A revelação do genio

Cedo foi revelada a sua individualidade possante e sugestionadora de artista. Em 1879, pouco mais do que uma criança, regressou de Florença a Pescara, após um breve curso de linguas na cidade de Dante. E não tardou a dar inicio à sua vastissima producção, conduzindo-a a termo da maneira mais brilhante possivel, aproveitando-se de todas as opportunidades para escrever e proferir discursos memoraveis em pról da grandeza do seu povo.
Em 1882, contando 19 annos de idade, mais ou menos, collaborava assiduamente, em companhia do illustre publicista Eduardo Scarfoglio, no jornal "Il Capitan Fracassa", onde usou de diversos pseudonymos, dando, porém, predilecção aos de "Floro", "Floro Buzio" e "Mario del Fiori". Compoz então os primeiros livros intitulados "Primo Vere", "Canto Novo" e "Intermezzo di Rime" - trabalhos esses que, mais tarde, foram reunidos em um só volume com a epigraphe "Le Novelle Della Pescara", a que juntou a "Terra Vergine".
A exemplo de todos os grandes "novos", nessas étapas iniciaes, o grande escriptor já revelava, a par de uma perfeita consciencia de artista, de um conhecimento preciso do valor especifico do seu verso e de um modo todo especial de encarar a vida e as tragedias da vida, a profunda devoção ao sólo que lhe serviu de berço e lhe absorveu as primeiras lagrimas...
No circulo dos moços que, a esse tempo, se iniciavam no jornalismo e na literatura, as suas poesias e as suas paginas de prosa causaram impressão tão viva, tão profunda, que chegaram ao ponto de provocar os "prós" e os "contras" mais apaixonados.
Em consequencia do exito alcançado, teve de sustentar polemicas rudes, controversias audaciosas - vencendo quasi sempre por força da sua logica e da sua ironia. E, para despertar os seus jovens admiradores da apathia, ou da contemplação improductiva, para mostrar aos eternos nephelibatas que tambem os seus trabalhos continham erros e clarões de genio, não hesitou em escrever artigos violentos contra os seus proprios poemas, artigos que elle assignava com um pseudonymo qualquer...

A primeira viagem à Grecia

Publicados os primeiros livros, assegurado mais ou menos o exito dos que se lhes deviam seguir, o poeta não se deu por satisfeito com o que estava realizando e resolveu viajar um pouco, antes de apparecer novamente a publico. As viagens passaram então a ser o seu grande sonho. Estava certo de que, da visita às ruinas de cidades mortas, a sua arte receberia novo influxo.

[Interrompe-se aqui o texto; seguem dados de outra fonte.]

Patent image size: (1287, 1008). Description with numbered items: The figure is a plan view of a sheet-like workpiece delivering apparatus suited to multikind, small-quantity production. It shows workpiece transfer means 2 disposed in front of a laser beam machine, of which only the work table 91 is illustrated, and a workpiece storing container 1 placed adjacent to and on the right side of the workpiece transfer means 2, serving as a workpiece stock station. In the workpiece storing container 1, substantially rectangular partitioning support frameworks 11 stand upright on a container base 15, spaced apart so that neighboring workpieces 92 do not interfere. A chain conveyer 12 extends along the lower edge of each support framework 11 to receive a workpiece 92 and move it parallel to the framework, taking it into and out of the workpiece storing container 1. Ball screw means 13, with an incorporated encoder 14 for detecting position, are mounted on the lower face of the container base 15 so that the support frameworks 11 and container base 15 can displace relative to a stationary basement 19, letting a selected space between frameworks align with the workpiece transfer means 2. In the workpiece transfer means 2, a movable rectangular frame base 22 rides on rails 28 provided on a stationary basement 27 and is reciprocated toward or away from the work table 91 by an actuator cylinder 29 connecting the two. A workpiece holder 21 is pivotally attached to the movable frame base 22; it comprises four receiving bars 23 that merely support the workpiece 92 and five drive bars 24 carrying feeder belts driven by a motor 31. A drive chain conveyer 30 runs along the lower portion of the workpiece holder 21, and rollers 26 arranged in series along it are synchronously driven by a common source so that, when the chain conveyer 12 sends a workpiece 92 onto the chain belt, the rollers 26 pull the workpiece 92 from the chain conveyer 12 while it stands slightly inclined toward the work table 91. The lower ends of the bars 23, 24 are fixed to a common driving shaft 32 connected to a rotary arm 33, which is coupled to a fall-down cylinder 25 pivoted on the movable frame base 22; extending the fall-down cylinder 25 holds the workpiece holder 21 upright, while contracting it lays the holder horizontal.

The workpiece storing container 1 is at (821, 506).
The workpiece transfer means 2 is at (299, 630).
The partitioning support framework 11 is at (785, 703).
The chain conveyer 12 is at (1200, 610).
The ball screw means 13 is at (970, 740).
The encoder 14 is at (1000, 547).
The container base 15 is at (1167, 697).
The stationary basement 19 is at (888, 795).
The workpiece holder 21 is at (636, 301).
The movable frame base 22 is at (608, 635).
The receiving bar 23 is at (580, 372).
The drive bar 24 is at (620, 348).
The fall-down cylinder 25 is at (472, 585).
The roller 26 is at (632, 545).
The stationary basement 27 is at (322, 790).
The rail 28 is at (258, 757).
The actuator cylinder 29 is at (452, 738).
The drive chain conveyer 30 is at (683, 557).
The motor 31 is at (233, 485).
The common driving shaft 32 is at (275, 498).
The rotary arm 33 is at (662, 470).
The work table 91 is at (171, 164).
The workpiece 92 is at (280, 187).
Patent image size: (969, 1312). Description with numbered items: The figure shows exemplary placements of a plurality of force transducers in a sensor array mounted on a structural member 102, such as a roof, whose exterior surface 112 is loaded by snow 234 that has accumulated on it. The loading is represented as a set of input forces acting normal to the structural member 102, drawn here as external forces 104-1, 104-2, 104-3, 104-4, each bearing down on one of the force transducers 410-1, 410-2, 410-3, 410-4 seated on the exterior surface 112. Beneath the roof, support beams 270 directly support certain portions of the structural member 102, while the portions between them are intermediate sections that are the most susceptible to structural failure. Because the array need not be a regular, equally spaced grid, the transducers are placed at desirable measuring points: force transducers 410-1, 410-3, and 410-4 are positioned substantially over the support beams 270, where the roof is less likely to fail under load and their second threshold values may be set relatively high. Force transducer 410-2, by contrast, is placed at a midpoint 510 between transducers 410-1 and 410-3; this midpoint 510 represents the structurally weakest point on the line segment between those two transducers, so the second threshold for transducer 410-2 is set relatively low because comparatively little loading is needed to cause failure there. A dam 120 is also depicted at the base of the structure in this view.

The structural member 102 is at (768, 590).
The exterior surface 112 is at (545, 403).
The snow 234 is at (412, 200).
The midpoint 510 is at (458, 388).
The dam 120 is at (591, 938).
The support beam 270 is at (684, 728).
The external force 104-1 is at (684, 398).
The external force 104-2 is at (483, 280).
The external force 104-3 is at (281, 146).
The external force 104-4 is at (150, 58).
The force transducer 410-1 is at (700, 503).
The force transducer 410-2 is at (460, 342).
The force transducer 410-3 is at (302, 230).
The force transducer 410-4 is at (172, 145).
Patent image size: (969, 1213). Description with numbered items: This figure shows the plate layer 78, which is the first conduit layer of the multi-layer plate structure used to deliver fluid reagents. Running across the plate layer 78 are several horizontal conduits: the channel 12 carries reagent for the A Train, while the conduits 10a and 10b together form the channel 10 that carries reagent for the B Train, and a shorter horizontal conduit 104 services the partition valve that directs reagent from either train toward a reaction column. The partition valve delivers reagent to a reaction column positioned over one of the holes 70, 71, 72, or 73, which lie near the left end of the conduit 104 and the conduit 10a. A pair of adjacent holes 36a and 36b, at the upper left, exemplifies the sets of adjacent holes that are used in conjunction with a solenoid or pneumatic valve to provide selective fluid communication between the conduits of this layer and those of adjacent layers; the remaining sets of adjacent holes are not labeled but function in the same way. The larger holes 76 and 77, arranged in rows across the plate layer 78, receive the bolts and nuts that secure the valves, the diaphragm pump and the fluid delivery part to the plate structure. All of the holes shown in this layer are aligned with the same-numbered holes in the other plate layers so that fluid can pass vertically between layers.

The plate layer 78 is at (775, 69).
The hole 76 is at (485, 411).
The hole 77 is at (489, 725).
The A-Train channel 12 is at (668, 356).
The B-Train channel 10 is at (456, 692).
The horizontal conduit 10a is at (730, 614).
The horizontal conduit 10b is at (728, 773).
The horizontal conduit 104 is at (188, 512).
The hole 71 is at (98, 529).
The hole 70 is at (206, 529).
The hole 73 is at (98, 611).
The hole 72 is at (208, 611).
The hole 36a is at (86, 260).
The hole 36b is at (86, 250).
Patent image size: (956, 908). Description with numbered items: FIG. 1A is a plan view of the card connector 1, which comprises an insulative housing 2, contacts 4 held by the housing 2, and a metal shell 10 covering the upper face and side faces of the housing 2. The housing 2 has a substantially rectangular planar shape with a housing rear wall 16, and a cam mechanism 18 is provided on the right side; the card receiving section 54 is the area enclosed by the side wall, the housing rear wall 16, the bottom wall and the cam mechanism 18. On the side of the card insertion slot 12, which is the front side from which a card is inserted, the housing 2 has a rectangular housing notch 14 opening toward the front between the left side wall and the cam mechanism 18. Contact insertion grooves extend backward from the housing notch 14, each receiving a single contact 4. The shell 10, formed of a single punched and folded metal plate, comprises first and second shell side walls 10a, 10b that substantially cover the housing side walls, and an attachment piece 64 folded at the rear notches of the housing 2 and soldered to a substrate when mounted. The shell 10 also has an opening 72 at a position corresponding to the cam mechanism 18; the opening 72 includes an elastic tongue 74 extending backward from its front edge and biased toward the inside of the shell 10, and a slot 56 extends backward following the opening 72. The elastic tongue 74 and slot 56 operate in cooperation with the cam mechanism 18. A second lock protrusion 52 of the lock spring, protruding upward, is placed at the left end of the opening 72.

Para companheiro escolheu o publicista Eduardo Scarfoglio (fallecido em 1917, quando director do "Il Mattino", de Napoles) e, audaz como sempre, absolutamente certo de que receberia das viagens uma orientação esthética mais de accordo com as suas tendencias innatas, partiu com destino à Grecia, percorrendo-a, palmilhando-a toda, numa faina estafante de obcecado, procurando reanimar idolos e almas do passado. E lá, entre as ruinas sobre as quaes Byron chorára, tornou-se critico e estudou com desusada perseverança os prodigios immortaes da alma hellenica. Na analyse penetrante, no exame demorado e consciencioso a que procedeu nas velhas mas sempre bellas figurações esculptóreas da terra de Homero, adquiriu a pureza da linha esthetica dos hellenos, revelando-a depois mais viva, mais requintada, na construcção de suas obras de arte.
Não foi, porém, só a sua esthetica que evoluiu com os resultados colhidos nessa viagem; foi tambem o sentimento, a concepção do ideal de Patria.
Em Sparta o poeta soube como é bello, como é grande o amor que se deve votar à Patria; em Sparta sentiu, provavelmente pela primeira vez na vida, a santidade dos sentimentos das antigas mães spartanas, todas martyres, todas heroinas, que, sorrindo, sacrificavam os filhos na defesa da terra que lhes fôra berço. E só muitos annos mais tarde, quando a Europa vinha de se mergulhar em sangue, debruando-se de crimes e de torturas innominaveis, é que teve a affoiteza, ou melhor, o animo de exprimir o que sentia, nestes versos que se tornaram o cantico dos seus soldados e dos seus idólatras:
Patria! Patria! Questa sola parola mi trasporta.
E ribombare odo dentro di me, come alla porta
Del templo uno scudo percosso!

O auto de fé

Regressando à Italia, sempre em companhia de Scarfoglio, repousou pouco e o seu nome deixou de apparecer em revistas e jornaes durante o tempo estrictamente necessario à coordenação dos ensinamentos colhidos nas paragens da Grecia em ruinas.
Passou depois a escrever para a "Cronaca Bisantina", periodico dirigido por Angelo Sommaruga, e, em silencio, quasi solitario, deu inicio à exteriorização das grandes ideias que se lhe germinaram no cerebro após o extase da Hêllade.
Dahi por diante, toda a sua obra de arte e todos os actos de sua vida se concentraram no desenvolvimento pratico da synthese soberba encerrada nos tres versos patrioticos acima referidos. Esses versos pertencem à Ottava Della Vitria, e podem ser considerados o auto de fé do grande entre os grandes poetas e patriotas que actuaram nestes ultimos cem annos.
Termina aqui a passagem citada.